Dengan kewajiban ini, pengadaan barang, pekerjaan konstruksi atau jasa lainnya yang nilainya sampai Rp 2,5 miliar wajib diberikan untuk sektor usaha kecil, kecuali untuk paket pekerjaan yang kompetensi teknisnya tidak bisa disediakan oleh pelaku usaha kecil.
Selain prioritas- prioritas tersebut, dalam revisi tersebut pemerintah juga mencoba mengambil beberapa terobosan agar pengadaan barang dan jasa bisa lebih cepat. Untuk mengurangi ketakutan dari para pejabat pembuat komitmen pengadaan barang dan jasa dikriminalisasi, dalam Pasal 87, pemerintah mengatur bahwa laporan pengaduan masyarakat terhadap permasalahan pengadaan barang dan jasa pemerintah harus disertai bukti asli dan kredibel. Laporan tersebut harus disampaikan ke aparat pemeriksa internal pemerintah.
Bila ada laporan pengaduan masuk ke aparat penegak hukum, laporan tersebut tidak boleh ditindaklanjuti terlebih dahulu, tapi harus diteruskan ke aparat pemeriksa internal pemerintah. Setelah diyakini pengaduan tersebut benar dan berindikasi korupsi, kolusi atau nepotisme, baru laporan tersebut diteruskan ke penegak hukum.
Untuk pengadaan barang dan jasa dalam rangka penanganan kondisi darurat, pemerintah melalui Pasal 64 juga memperjelas pengaturan pengadaan yang bisa ditunjuk secara langsung yang selama ini belum diatur. Selain percepatan- percepatan tersebut, dalam Pasal 14 draft revisi peraturan presiden tersebut, pemerintah juga memberi ruang bagi kementerian, lembaga yang belum atau tidak memiliki kapasitas untuk menyelenggarakan proses pengadaan untuk menggunakan agen pengadaan.
Agus Prabowo, Kepala Lembaga Kebijakan Pengadaan Barang dan Jasa Pemerintah (LKPP) mengatakan, revisi tersebut dilakukan tidak hanya untuk memperbaiki proses pengadaan barang dan jasa pemerintah yang sampai saat ini masih belum sesuai harapan.
"Dan ini secara gelondongan sudah disetujui, karena presiden dan wapres memang ingin aturan pengadaan bermuara di dua urusan, efesiensi proses dan pemerataan ke UMKM, serta industri dalam negeri," katanya di Komplek Istana Negara akhir pekan kemarin.

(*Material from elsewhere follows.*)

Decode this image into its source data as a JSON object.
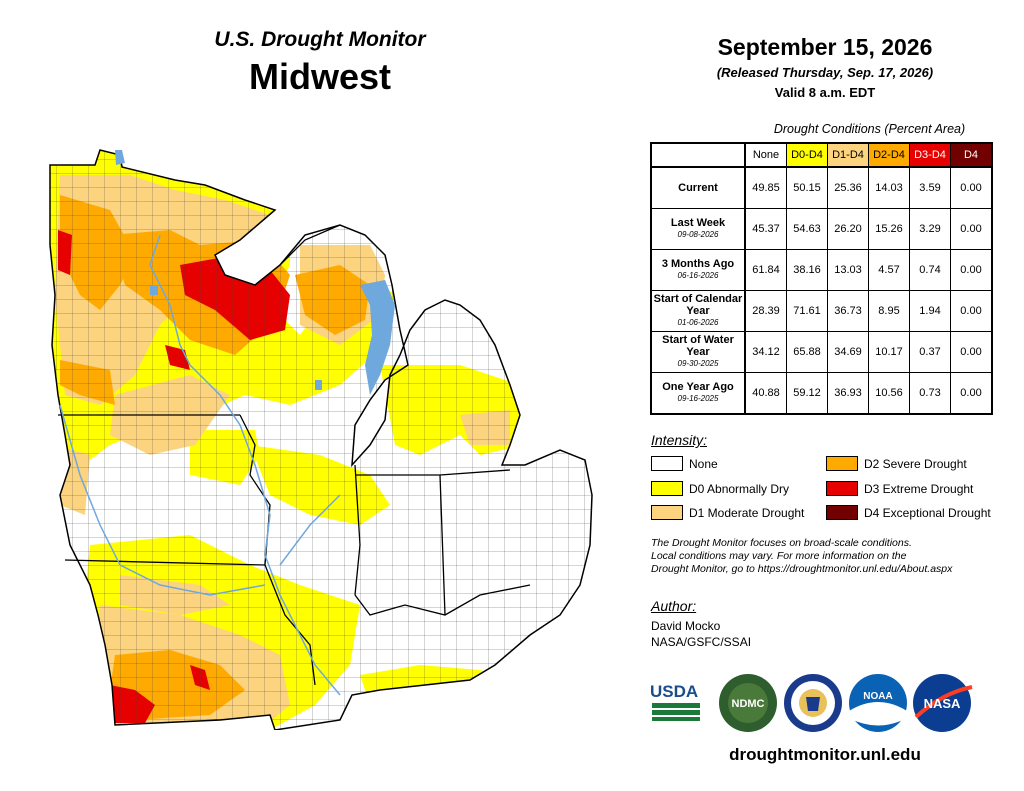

Bambang S Brodjonegoro, Menteri Perencanaan Pembangunan Nasional/ Kepala Bappenas mengatakan, walau disetujui sekarang, pelaksanaan semua isi revisi Perpres Pengadaan Barang dan Jasa Pemerintah baru bisa diefektifkan total pada 2018. Hal itu dilakukan untuk memberikan waktu cukup bagi pelaksanaan sosialisasi, penyiapan peraturan teknispelksanaan, maupun dukungan teknis aplikasi sistem pengadaan elektronik.